I am influenced as well by a refinement in conceptual approach I failed to recognize in Doucette regarding the most analogous state statute of limitations in light of the decision-making forum established for fee awards. This has suggested to me that the three-year Massachusetts statute of limitations established, for example, for personal injury actions, Mass. Gen. Laws ch. 260, § 2A, for actions under the Massachusetts Tort Claims Act, Mass. Gen. Laws ch. 258, § 4, and as to civil rights under Mass. Gen. Laws ch. 260, § 5B, to be a more appropriate comparison to claims for attorneys' fees under the IDEA than is the Massachusetts Administrative Procedure Act.

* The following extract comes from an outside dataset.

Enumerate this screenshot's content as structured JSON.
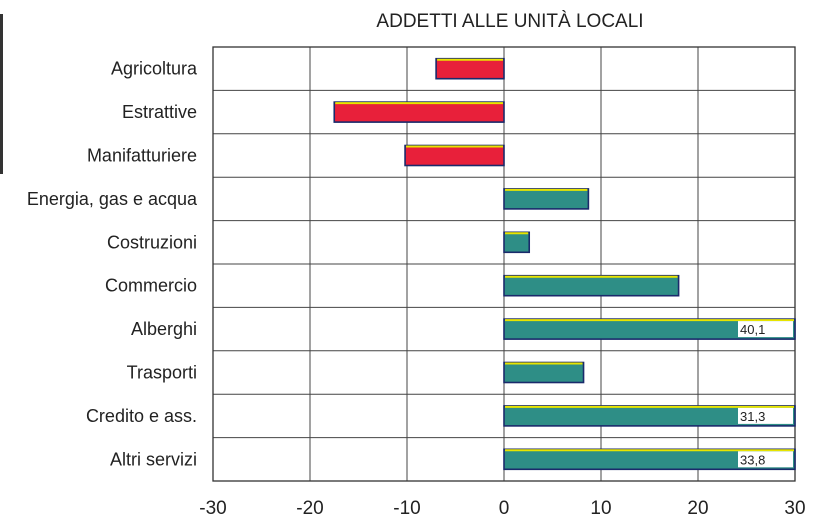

This court sits to provide judicial review of agency action on the substantive claim for IDEA services. Unlike the substantive claim, however, it is only the district court, a judicial forum, rather than the BSEA, an administrative agency, that has jurisdiction to award fees in the first instance. See B.K. v. Toms River Bd. of Educ., 998 F.Supp. 462, 470 (D.N.J. 1998); Zipperer v. Sch. Bd. of Seminole Cnty., 111 F.3d 847 (11th Cir. 1997) (" the grounds upon which relief may be granted, the nature of the proceedings, and the scope of review differ." ) The district court must first determine if the parent or guardian is the prevailing party regarding the agency action, and only then award whatever fees it deems to be reasonable. Curtis K. v. Sioux City Cmty. Sch. Dist., 895 F.Supp. 1197, 1208-09 (N.D. Iowa 1995).

Courts in an administrative review action accord substantial deference to the administrative agency's findings. See Rowley, 458 U.S. at 202. An IDEA claim for attorneys' fees is essentially an independent cause of action employing de novo fact finding and independent legal analysis uninflected by doctrines of deference to an administrative agency; it is not a review of an administrative decision regarding a measure of compensation for interference with significant civil rights. As a result, the Massachusetts statute governing civil rights actions appears to me the most analogous to an attorneys' fees claim under the IDEA[3] and I have abandoned my previous use of the statute of limitations for the Massachusetts Administrative Procedure Act.


After reconsidering the purpose and policy goals of the IDEA, I am convinced that the school's interest in a speedy conclusion of the dispute and hence, a thirty-day statute of limitations, is substantially outweighed by the importance of ensuring a " free appropriate public education" for children with disabilities and the ability of their parents to avail themselves of full legal recourse to that end. An excessively short limitations period for their pursuit, after prevailing on the merits, of their right to attorneys' fees would impede full recourse to their legal rights. I am persuaded that the most analogous state statute of limitations is three years, pursuant to the Massachusetts statute of limitations for civil rights actions, Mass. Gen. Laws ch. 260, § 5B, which best fits the pursuit of attorneys' fees to vindicate their rights. Consequently, in this case I concluded that Doe's request for attorneys' fees arising from the administrative proceeding at the BSEA in which he prevailed is not time-barred and for that reason I have DENIED Boston's motion to dismiss the complaint.